Budget 2016 – CGT

Capital Gains Tax

The Chancellor has used his Budget speech to announce significant changes to the rates of Capital Gains Tax payable on gains incurred when selling the majority of assets.

The main rate of Capital Gains Tax has been reduced from 28% down to 20%, and the level of tax payable by basic rate taxpayers has been reduced from 18% down to 10%.

The Chancellor has however continued his attack on buy to let investors by adding an 8% surcharge on capital gains made on the sale of residential property. This means that buy to let investors will still be taxed at the previous rates of 28% and 18%.

The small print of the Budget announcements indicates that this is to encourage investors to purchase company shares rather than property.

Principal Private Residence relief will continue to apply on the sale of your main residence.
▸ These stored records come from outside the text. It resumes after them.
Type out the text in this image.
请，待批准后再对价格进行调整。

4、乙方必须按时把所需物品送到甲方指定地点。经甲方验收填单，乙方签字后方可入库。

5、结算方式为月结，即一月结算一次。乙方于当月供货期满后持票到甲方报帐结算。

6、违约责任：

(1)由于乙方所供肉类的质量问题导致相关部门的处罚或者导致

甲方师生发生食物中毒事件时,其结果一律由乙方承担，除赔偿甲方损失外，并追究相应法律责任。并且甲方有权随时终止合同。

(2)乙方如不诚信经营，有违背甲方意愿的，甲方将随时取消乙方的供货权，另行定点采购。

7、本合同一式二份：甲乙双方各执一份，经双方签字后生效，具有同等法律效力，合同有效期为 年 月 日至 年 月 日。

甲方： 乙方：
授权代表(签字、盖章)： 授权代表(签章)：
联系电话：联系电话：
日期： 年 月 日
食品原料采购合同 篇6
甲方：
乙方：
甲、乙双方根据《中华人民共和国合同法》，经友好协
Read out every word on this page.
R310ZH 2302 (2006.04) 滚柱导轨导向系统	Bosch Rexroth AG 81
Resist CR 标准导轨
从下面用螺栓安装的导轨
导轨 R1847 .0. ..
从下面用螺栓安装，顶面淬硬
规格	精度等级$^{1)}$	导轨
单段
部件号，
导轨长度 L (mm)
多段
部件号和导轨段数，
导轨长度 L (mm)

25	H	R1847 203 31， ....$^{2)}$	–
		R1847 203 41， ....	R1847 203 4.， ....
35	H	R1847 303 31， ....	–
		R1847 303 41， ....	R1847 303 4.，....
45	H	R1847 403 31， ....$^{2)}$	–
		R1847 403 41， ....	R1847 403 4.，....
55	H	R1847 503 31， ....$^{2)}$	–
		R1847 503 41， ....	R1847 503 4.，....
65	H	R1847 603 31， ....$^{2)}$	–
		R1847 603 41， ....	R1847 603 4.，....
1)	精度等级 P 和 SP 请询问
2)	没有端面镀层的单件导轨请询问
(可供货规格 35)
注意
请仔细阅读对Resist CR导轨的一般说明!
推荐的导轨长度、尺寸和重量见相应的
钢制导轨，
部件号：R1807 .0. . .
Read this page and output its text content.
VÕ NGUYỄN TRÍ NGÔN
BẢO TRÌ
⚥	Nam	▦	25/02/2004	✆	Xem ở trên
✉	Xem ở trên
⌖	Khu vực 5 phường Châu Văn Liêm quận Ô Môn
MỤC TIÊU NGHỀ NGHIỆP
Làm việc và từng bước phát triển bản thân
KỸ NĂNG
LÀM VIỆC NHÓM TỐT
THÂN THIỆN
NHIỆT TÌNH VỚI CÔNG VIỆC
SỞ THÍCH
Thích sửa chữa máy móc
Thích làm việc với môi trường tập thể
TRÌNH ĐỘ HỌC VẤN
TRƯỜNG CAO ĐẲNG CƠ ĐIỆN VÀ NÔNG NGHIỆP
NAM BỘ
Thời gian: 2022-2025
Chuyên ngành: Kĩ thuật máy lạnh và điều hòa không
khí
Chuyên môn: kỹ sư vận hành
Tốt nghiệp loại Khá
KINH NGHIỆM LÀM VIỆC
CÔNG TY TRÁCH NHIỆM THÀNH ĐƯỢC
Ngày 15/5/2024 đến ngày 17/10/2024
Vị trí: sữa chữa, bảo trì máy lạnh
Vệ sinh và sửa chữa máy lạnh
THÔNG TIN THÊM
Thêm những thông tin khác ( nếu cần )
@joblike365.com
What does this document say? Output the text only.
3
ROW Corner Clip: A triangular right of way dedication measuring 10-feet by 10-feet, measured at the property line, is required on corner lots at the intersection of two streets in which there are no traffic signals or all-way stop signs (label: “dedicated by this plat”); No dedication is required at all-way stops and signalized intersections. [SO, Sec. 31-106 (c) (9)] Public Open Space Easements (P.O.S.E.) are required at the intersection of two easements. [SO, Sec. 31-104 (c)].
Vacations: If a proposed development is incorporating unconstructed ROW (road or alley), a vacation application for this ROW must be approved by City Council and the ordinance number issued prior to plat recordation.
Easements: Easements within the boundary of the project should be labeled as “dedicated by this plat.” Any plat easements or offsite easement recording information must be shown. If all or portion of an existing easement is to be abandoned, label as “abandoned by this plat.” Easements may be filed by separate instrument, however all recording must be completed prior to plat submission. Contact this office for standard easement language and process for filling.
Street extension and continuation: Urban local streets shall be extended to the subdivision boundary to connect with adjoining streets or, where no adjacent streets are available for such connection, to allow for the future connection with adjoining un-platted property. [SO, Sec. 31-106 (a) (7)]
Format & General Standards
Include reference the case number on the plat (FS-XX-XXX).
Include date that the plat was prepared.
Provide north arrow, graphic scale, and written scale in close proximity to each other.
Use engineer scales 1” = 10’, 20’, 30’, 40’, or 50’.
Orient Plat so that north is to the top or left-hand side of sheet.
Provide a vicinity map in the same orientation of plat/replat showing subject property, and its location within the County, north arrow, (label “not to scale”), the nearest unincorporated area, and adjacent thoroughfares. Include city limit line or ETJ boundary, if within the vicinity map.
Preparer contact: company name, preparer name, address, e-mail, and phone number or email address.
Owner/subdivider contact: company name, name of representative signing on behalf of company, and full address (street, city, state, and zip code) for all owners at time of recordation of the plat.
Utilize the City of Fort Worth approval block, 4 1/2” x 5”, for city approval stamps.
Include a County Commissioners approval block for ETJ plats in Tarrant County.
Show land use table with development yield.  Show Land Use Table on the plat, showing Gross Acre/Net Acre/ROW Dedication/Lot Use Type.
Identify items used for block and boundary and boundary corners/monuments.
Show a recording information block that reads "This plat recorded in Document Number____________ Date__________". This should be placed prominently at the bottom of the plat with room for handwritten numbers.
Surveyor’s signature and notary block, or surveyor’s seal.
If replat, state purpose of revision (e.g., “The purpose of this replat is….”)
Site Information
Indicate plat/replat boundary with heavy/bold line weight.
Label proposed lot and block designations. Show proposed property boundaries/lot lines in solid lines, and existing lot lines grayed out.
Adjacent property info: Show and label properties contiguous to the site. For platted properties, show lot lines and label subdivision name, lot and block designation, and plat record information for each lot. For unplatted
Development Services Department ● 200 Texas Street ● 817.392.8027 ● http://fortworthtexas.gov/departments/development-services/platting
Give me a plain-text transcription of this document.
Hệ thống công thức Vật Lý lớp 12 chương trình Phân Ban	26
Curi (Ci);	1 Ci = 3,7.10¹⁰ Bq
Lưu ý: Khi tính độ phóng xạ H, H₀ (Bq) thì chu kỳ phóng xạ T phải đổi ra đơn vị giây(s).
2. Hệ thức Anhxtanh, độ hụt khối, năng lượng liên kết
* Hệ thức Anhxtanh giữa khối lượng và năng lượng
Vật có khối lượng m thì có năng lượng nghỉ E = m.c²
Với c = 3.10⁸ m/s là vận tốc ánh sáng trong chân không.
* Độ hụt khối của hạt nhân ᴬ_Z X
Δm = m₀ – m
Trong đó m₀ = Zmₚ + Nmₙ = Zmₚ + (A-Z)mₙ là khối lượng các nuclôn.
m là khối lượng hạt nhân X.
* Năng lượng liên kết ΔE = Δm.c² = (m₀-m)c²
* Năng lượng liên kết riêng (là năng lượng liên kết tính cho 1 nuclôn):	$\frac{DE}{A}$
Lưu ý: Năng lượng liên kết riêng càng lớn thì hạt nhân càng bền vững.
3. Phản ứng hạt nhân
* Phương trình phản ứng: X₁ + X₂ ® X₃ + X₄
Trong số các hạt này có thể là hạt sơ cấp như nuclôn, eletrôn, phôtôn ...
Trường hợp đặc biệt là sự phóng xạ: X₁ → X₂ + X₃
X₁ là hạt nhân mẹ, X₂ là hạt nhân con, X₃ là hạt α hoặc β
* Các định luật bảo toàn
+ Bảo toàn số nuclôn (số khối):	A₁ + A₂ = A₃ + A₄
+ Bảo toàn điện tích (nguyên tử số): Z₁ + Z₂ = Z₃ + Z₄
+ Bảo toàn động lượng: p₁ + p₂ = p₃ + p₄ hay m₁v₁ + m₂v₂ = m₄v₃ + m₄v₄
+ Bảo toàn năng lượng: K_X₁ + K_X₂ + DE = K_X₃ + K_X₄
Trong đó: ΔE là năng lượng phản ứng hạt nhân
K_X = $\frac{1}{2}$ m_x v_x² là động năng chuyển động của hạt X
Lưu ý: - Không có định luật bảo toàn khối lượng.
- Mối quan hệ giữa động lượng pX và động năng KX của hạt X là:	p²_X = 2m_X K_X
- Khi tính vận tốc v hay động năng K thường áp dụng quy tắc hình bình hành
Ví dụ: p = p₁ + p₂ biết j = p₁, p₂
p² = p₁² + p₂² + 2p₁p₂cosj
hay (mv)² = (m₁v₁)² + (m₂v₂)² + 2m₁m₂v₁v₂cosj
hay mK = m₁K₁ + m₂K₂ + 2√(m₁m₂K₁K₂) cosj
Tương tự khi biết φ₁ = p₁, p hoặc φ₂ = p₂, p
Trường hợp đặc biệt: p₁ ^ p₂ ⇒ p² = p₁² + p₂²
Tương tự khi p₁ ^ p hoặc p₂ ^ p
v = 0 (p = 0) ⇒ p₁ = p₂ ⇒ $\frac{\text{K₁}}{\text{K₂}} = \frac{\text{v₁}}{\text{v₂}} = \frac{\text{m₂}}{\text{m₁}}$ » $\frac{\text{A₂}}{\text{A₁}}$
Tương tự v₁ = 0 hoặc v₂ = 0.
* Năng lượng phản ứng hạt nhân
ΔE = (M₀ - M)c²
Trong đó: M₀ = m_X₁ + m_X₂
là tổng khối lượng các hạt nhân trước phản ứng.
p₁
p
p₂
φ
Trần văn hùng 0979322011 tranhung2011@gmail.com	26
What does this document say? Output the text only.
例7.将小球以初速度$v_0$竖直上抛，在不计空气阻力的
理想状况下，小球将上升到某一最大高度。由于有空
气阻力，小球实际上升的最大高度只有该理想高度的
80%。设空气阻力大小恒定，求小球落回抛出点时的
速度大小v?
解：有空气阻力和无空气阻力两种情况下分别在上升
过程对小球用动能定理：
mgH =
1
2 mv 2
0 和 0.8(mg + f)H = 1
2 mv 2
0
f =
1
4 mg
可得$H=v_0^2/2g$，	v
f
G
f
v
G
Entrepreneurs Relief has been extended, so that long term investors in unlisted companies will only pay a 10% tax rate on newly issued shares in unlisted companies which they purchase on or after 17 March 2016.

This tax rate will be available so long as the shares are held for a minimum of three years from 6 April 2016. A separate £10million lifetime limit will apply to gains on investments of this nature

Two other technical changes have been made to reverse previous pieces of anti avoidance legislation which could have prevented taxpayers from benefitting from Entrepreneurs Relief when realising Capital Gains in shares in a joint venture company, or on associated disposals. These welcome amendments have been backdated to March 2015 to reverse the changes made in the 2015 Budget.

The annual Capital Gains Tax exemption was held at £11,100 for the 2016/17 tax year.